Integral and Open Systems, Inc helps solve complex and novel business problems by deploying data-driven and AI systems into production. By working with the business from initial data strategy & employing a holistic approach to our services, we combine the latest technical advances, real-world expertise, AI engineering, and an understanding of business and data requirements to generate operational value.
Using Openmined we use federated learning to training machine learning models on data that is stored on different devices or servers across the world, without having to centrally collect the data samples.
Encryption
Encryption: Securely keep models and data private against malicious actors
Federated learning
Federated learning: Train computationally greedy machine learning models in a decentralised manner on less computationally efficient devices.
Often, deep-neural networks are over-parameterized, meaning that they can encode more information than is necessary for the prediction task. The result is a machine learning model that can inadvertently memorize individual samples. For example, a language model designed to emit predictive text (such as the next-word suggestions seen on smartphones) can be probed to release information about individual samples that were used for training (“my social security number is …”).
Differential privacy is a mathematical framework for measuring this leakage. Differential privacy describes the following promise to data owners: “you will not be affected, adversely or otherwise, by allowing your data to be used in any study or analysis, no matter what other studies, datasets, or information sources are available”.Differential privacy works by injecting a controlled amount of statistical noise to obscure the data contributions from individuals in the dataset. This is performed while ensuring that the model still gains insight into the overall population, and thus provides predictions that are accurate enough to be useful. Research in this field allows the degree of privacy loss to be calculated and evaluated based on the concept of a privacy ‘budget’, and ultimately, the use of differential privacy is a careful tradeoff between privacy preservation and model utility.
Data partitions
Federated learning supports three types of data partitions: horizontal, vertical, and federated transfer learning. A brief summary of each is below:
Horizontally partitioned federated learning (HFL):
data distributed in different silos contain the same feature space and different samples.
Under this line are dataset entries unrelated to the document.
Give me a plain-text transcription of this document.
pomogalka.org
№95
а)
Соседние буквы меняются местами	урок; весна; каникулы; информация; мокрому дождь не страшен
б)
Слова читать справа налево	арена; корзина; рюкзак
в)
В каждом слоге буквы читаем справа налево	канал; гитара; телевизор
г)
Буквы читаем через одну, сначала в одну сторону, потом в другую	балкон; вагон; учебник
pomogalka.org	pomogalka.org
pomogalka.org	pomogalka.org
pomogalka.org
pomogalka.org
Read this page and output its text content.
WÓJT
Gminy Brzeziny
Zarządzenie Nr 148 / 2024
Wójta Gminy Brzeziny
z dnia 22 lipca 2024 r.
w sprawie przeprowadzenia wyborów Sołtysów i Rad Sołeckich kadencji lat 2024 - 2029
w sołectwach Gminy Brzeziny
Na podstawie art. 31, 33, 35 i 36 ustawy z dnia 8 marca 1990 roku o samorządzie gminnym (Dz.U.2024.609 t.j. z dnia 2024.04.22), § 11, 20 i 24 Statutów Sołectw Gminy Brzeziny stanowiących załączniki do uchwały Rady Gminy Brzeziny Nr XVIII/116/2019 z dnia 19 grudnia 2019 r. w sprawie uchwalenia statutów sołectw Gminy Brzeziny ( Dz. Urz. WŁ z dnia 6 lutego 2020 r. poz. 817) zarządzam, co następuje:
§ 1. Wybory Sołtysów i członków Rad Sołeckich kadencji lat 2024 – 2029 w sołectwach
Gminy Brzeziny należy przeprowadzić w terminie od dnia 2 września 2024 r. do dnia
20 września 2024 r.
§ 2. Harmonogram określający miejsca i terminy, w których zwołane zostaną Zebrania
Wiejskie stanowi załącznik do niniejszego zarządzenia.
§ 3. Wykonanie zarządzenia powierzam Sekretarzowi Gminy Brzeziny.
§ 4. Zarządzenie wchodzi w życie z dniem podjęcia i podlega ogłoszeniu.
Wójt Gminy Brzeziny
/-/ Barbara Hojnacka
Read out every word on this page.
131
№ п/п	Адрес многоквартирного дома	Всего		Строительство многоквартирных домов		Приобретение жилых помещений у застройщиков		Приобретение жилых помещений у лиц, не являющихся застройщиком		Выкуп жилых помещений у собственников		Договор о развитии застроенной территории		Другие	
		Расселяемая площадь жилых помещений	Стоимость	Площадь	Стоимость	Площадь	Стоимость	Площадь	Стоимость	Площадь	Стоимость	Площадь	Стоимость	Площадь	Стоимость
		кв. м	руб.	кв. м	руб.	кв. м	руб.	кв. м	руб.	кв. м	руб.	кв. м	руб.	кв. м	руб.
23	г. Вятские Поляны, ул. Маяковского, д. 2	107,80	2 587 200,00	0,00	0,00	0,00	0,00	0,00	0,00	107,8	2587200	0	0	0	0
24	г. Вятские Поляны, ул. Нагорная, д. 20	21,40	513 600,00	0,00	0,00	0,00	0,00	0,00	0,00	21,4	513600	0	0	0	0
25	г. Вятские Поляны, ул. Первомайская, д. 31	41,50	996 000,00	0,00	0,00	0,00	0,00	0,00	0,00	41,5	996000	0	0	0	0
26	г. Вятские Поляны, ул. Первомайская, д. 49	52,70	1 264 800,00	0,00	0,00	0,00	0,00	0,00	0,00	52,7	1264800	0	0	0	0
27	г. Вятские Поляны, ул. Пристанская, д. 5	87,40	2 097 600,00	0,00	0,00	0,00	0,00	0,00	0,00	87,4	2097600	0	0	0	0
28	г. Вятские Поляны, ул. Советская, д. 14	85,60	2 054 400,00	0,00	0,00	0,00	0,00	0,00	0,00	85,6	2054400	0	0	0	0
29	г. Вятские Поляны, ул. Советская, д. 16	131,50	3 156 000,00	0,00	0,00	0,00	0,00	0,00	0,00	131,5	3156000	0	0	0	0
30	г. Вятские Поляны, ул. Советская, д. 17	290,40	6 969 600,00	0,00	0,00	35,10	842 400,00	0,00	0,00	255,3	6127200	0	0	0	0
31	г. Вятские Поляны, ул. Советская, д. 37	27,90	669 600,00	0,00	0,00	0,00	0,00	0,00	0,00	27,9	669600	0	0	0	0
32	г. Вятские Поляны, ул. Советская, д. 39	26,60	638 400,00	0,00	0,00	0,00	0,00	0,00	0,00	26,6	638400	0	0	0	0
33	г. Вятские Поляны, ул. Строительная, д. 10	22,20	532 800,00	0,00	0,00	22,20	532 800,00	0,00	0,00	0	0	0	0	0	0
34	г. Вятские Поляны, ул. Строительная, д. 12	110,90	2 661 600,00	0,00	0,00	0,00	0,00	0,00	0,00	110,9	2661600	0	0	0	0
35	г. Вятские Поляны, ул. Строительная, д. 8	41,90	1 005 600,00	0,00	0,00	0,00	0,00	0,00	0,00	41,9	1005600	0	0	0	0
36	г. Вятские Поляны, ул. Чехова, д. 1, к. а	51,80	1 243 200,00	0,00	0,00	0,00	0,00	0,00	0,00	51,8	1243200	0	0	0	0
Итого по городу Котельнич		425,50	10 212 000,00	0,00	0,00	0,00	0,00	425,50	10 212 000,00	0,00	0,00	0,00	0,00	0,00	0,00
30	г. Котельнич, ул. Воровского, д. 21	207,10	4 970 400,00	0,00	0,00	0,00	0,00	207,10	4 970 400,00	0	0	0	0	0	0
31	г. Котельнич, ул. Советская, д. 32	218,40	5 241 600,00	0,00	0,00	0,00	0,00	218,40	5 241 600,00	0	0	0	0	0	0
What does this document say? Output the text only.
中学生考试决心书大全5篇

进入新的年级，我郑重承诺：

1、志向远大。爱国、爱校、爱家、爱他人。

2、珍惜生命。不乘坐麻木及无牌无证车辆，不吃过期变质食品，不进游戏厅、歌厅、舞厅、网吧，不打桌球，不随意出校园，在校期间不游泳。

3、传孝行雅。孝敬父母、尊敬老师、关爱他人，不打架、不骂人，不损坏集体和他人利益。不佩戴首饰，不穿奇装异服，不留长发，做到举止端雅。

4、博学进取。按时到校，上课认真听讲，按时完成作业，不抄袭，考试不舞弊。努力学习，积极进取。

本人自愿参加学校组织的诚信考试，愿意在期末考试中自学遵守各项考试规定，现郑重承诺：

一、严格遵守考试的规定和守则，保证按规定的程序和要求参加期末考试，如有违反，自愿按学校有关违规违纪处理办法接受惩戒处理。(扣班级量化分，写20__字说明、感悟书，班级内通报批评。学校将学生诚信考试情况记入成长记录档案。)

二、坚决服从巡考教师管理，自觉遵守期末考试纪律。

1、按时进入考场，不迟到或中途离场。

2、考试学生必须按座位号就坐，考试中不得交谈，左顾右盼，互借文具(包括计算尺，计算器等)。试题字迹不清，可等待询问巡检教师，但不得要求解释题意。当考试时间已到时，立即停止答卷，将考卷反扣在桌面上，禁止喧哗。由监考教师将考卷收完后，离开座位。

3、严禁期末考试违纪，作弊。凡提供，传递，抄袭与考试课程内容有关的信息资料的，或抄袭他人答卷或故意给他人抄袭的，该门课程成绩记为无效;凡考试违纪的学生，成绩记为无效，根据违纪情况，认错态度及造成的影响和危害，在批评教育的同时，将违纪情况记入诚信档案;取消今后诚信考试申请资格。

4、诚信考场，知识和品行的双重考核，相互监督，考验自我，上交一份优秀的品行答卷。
Horizontally partitioned federated learning (HFL):
data distributed in different silos contain different feature spaces and the same samples.
Federated transfer learning (FTL):
data distributed in different silos contain different feature spaces and different samples.
Below are generalized manifestations of horizontally partitioned, cross-silo learning problems
Structured data
Structured data: Examples include application data from enterprise software, installed across many institutions and/or databases split across international boundaries in adherence to data localization requirements.
Unstructured data
Unstructured data: Examples include clinical documentation, tomographic images, and/or VCF files from multiple cooperating healthcare institutions.